The problem is that it is happening to someone I love. A beautiful friend of mine has lymphoma; she is a mum to four amazing kids, the youngest of which is 5. Thankfully she has been given a very positive diagnosis and I have every confidence in her strength and ability to beat it, but it she has a long road ahead and I wish I could help her. As a friend, when you are told news like that you want to do something, I can hardly bring myself to imagine how it is impacting on her family. Instinctively I bought cake but she needed more.
At the bottom of the article I read was a link to Delete Blood Cancer and I realized I could do something. By putting myself on the database to donate my blood stem cells I might not be directly helping my friend but I could be helping someone else with blood cancer.
Blood Cancer - The Facts
• Every 20 minutes a blood cancer diagnoses is made, it could be leukaemia, lymphoma or myeloma.
• Only 33% of people who need a blood stem cell donation will be able to find a match in their family. That leaves 67% reliant of the kindness of strangers
• There are 6,358,804 registered donors worldwide and 184,260 of them are in the UK.
• Only 56,511 donations have actually taken place, this means that there are many unmatched people out there and more donations are needed.
• To go on the database all you need to do is take a swab of the inside of your cheek. The organisation, Delete Blood Cancer will send you the kit and once complete, you send back to them of charge.
Swab Kit Ordered - now what?
After hearing this information and discovering how easy it was to go on the database I ordered my swab kit. Less than a week later it arrived. It all looked simple and easy to understand and would clearly take me no more than 5 minutes to complete.
But at that moment in time I didn't have 5 minutes, I was busy doing something (don't ask me what I have no idea). I made a promise to myself to do it later that day, I proceeded put it out of the kid's reach, which incidentally meant it was also out of my eye line.
I carried on with my day, my week, my month. I forgot about it.
Occasionally I would spot it, usually when I was looking for something else, I would tell myself to do it later and predictably I would forget about it again.
How much time do you have?
It suddenly dawned on me, I had kept making excuses that I didn't have enough time, but time is the one thing I do have.
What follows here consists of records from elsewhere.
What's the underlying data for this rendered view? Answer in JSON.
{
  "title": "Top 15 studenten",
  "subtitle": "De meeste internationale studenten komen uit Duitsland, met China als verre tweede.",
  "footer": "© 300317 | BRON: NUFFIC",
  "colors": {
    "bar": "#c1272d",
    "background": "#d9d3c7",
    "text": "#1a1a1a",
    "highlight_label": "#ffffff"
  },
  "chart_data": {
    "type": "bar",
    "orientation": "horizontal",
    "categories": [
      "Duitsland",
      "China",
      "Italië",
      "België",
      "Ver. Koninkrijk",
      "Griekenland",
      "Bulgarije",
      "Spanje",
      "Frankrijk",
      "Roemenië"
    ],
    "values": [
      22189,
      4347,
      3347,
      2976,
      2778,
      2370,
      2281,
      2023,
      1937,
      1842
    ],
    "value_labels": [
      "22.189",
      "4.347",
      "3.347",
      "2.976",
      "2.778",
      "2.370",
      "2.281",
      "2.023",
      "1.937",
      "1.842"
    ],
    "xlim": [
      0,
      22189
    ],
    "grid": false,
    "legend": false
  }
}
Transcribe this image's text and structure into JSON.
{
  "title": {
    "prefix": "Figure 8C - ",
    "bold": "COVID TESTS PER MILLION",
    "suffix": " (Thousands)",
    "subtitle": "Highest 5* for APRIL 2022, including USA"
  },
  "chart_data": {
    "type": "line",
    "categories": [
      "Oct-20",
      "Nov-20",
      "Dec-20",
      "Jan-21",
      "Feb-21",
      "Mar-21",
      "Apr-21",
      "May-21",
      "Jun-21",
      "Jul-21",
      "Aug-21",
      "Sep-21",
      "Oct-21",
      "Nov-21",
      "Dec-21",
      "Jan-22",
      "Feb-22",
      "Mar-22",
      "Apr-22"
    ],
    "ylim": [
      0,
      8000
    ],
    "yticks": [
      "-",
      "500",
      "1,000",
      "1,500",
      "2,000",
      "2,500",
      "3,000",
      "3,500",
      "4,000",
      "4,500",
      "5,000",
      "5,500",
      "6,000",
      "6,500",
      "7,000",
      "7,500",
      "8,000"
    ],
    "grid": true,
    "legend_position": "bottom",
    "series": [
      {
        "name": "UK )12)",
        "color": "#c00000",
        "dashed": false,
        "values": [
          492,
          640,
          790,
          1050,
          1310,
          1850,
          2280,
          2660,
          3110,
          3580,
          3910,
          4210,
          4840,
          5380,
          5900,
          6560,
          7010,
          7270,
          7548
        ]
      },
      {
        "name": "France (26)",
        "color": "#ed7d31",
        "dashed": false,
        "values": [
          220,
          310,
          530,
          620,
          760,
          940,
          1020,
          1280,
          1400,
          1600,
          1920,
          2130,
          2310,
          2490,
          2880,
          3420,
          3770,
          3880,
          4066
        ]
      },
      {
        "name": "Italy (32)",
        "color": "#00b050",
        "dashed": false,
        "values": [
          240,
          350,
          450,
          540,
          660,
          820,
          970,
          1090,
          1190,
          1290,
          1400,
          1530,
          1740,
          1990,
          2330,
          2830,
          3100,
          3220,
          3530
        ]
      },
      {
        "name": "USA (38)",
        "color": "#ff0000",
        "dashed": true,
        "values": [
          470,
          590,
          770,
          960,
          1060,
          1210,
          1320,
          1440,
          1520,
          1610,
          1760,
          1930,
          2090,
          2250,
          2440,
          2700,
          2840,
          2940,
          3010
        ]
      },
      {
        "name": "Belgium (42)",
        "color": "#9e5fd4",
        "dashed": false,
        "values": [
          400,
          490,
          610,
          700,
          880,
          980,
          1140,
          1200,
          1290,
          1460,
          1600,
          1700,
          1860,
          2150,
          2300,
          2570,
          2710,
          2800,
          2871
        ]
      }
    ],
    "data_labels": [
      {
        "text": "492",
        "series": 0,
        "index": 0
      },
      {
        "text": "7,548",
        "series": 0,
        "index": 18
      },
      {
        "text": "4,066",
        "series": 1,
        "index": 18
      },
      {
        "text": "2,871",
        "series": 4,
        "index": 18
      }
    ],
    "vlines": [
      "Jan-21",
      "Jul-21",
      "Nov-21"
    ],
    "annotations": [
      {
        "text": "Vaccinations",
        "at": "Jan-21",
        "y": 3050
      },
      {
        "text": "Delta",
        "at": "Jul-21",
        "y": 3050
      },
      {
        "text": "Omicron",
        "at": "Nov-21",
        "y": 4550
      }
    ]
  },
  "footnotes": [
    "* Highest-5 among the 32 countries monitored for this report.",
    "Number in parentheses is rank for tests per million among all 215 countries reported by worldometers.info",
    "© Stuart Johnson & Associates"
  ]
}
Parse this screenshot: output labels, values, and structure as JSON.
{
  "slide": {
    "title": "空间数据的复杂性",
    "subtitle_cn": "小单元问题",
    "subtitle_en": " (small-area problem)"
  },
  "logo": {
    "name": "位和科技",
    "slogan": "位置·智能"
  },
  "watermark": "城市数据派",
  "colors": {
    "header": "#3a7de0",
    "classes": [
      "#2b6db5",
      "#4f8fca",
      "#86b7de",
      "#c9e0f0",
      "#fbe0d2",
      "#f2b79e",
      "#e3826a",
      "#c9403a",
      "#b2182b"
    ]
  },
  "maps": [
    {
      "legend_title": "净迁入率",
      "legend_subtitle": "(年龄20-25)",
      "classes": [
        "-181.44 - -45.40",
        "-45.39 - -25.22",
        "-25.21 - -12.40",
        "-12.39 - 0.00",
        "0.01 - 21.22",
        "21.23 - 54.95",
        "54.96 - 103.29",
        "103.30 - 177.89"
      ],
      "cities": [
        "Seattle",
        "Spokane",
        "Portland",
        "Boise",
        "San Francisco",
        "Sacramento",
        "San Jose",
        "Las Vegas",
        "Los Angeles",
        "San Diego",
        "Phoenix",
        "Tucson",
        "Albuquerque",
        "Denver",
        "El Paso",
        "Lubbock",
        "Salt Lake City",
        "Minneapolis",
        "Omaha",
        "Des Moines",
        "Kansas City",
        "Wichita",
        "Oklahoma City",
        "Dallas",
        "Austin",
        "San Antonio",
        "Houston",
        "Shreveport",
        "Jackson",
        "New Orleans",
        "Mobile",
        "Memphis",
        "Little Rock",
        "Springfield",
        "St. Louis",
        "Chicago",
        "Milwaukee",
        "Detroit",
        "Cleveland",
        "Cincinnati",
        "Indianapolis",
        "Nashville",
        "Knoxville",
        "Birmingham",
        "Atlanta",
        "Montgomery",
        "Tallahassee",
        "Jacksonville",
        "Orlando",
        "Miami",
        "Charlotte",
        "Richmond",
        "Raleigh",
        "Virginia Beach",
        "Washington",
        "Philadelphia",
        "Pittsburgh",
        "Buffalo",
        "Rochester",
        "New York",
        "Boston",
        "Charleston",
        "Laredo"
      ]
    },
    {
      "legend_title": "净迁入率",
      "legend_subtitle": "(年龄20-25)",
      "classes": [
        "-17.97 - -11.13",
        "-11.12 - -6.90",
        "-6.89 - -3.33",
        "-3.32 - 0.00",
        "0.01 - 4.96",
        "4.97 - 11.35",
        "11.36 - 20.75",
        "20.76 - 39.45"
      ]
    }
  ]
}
Those who are battling with cancer are fighting for time that my donation could give them! My match could be out there somewhere, waiting and praying for me to donate. They didn't have the luxury to forget about it like I had done!
So today, I got out the kit, swabbed the inside of each cheek for 60 seconds and packed my DNA in a little envelope. It is now in transit with the Royal Mail to the Delete Blood Cancer headquarters in London.
I may never get a call asking for my services but if I do I will have a chance to save a life! This will most likely involve a process where blood is taken from one arm and filtered through a machine that removes the stem cells. The blood is then replaced in my body via my other arm. In some cases a lumber puncture is required but this is rare.
Regardless of the process a small amount of my time and a few of my little stem cells could make the difference between life and death to someone out there. It could be a 60 year old in America or my beautiful friend 3 miles away, either way I have realized I can help.